The clinic is especially focused on helping rural and minority-owned businesses, she added.

Vu-Dinh supervises her students as they provide clinic services, and requests for those services come from partners all over the state, including the Arkansas Small Business Technology and Development Center at UA Little Rock, the Arkansas Regional Innovation Hub in North Little Rock and Go Forward Pine Bluff. 

“We are kind of like the icing on the cake, and it happens to be inexpensive icing on the cake, but without those partnerships we could not help our clients succeed,” she said.

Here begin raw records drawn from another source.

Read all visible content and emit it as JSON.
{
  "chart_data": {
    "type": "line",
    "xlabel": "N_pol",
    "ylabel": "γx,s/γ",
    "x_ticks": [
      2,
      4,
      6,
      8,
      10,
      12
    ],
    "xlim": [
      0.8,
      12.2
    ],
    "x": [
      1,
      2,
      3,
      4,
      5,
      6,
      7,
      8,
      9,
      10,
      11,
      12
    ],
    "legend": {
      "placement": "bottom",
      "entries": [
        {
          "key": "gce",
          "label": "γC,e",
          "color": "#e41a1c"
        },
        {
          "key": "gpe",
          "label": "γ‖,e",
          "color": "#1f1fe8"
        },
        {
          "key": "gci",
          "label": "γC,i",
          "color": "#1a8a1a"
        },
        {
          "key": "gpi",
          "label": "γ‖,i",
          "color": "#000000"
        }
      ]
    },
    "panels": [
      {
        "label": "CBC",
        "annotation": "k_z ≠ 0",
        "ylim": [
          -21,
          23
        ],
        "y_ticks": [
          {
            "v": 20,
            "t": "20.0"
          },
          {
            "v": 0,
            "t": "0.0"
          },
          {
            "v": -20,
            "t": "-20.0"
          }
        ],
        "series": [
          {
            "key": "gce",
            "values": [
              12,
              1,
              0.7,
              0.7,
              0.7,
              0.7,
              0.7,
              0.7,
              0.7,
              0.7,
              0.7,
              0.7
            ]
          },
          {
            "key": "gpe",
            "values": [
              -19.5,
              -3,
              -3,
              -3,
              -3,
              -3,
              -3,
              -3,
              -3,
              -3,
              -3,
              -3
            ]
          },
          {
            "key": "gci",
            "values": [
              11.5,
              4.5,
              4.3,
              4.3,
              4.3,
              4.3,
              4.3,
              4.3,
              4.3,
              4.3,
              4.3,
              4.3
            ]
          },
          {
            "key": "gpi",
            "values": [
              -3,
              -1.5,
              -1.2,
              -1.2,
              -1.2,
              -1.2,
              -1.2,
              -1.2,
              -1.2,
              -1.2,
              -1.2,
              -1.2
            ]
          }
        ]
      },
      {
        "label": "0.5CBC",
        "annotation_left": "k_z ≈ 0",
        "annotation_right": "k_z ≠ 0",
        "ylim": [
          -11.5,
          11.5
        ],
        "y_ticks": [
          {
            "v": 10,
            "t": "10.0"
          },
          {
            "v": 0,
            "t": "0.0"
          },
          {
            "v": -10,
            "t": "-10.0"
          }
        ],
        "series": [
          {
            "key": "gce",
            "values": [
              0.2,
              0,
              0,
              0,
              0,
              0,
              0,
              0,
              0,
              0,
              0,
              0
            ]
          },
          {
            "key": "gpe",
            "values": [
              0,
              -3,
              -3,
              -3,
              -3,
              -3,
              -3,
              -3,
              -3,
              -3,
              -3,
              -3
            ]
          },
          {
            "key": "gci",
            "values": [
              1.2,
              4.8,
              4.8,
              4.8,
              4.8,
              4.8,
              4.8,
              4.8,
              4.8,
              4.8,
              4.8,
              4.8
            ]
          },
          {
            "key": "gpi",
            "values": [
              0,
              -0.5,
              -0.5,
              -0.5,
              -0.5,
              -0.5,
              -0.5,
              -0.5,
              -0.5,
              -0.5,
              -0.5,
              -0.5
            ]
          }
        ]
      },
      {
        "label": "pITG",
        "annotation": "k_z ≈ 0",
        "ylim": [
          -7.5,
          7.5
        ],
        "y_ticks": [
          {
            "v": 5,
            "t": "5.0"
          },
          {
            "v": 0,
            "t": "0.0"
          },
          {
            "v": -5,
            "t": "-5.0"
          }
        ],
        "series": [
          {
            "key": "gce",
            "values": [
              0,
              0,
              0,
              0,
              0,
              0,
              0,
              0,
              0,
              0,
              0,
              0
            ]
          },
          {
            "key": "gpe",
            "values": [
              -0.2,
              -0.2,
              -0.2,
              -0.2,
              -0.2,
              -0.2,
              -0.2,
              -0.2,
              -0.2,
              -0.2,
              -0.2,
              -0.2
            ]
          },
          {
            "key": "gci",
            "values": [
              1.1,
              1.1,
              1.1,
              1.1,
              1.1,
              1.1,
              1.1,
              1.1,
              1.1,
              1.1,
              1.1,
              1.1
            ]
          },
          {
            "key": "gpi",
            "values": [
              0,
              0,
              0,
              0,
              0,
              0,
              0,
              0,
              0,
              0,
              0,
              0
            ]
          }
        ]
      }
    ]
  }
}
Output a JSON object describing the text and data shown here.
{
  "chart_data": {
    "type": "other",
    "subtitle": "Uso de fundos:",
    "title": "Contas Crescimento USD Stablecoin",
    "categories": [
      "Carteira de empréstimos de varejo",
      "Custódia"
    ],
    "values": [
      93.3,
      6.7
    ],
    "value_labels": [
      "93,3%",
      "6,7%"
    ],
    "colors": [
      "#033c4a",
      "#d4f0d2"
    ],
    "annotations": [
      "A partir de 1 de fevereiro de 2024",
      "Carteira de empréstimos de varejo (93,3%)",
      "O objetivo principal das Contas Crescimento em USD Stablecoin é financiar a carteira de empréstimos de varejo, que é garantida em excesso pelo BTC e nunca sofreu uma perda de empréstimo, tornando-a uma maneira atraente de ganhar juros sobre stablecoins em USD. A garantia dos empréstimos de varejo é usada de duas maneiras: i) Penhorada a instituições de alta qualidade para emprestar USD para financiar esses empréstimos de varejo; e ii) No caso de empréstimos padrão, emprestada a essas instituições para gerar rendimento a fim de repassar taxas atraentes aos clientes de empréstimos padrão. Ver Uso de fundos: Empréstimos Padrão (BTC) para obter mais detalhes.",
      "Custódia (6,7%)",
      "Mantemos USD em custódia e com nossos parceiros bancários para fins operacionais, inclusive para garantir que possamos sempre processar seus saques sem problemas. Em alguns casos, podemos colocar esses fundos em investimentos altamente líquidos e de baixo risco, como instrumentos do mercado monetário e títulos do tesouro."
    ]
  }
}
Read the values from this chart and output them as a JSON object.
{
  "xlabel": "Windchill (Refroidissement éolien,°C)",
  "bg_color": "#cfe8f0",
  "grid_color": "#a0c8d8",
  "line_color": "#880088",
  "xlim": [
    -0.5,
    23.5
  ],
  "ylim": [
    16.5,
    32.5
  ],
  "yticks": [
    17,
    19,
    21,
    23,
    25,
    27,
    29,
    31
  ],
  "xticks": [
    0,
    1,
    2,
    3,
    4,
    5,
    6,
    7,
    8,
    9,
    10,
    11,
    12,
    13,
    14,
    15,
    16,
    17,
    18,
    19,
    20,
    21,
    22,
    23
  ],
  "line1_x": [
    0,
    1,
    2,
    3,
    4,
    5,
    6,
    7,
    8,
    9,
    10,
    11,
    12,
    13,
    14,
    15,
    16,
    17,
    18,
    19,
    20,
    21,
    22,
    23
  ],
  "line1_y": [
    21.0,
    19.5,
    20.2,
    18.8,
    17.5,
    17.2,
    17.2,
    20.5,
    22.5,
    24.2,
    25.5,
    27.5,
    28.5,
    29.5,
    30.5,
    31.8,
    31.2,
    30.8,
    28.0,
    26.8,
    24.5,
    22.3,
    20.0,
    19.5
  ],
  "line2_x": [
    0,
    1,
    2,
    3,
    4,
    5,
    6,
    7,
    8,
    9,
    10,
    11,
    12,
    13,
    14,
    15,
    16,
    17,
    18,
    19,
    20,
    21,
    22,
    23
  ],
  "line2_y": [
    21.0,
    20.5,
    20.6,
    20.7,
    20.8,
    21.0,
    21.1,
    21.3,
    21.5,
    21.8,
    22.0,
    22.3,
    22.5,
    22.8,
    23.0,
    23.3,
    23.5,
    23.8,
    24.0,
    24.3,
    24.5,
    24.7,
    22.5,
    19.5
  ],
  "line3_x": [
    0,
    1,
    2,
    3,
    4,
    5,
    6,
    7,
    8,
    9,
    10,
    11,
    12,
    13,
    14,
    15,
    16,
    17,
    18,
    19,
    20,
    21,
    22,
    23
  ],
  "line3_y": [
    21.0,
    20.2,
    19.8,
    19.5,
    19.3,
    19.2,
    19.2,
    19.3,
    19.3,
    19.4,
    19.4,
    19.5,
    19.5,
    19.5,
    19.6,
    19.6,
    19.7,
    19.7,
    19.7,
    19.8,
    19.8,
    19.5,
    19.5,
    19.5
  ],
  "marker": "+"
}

Vu-Dinh said the clinic, an accredited course, is one way the Bowen School gives students the “hands-on education” that makes it an “incredibly special” school. Each student takes on about three projects per semester. 

Since its founding, the clinic has helped a few hundred entrepreneurs, Vu-Dinh said. What’s more, it works virtually with clients — a practice that began even before the pandemic accelerated the trend. It’s also paperless.

Clinics like this one are trending nationwide, Vu-Dinh said, becoming more common across the country over the past decade, although most law clinics remain focused on helping clients with litigation.

“There is a perception that people who have businesses have money. And that’s just not true,” she said. “Also, a lot of nonprofits provide huge important services to society, and they don’t get free services anywhere either. And so more and more, transactional clinics are something that is considered a public interest service.”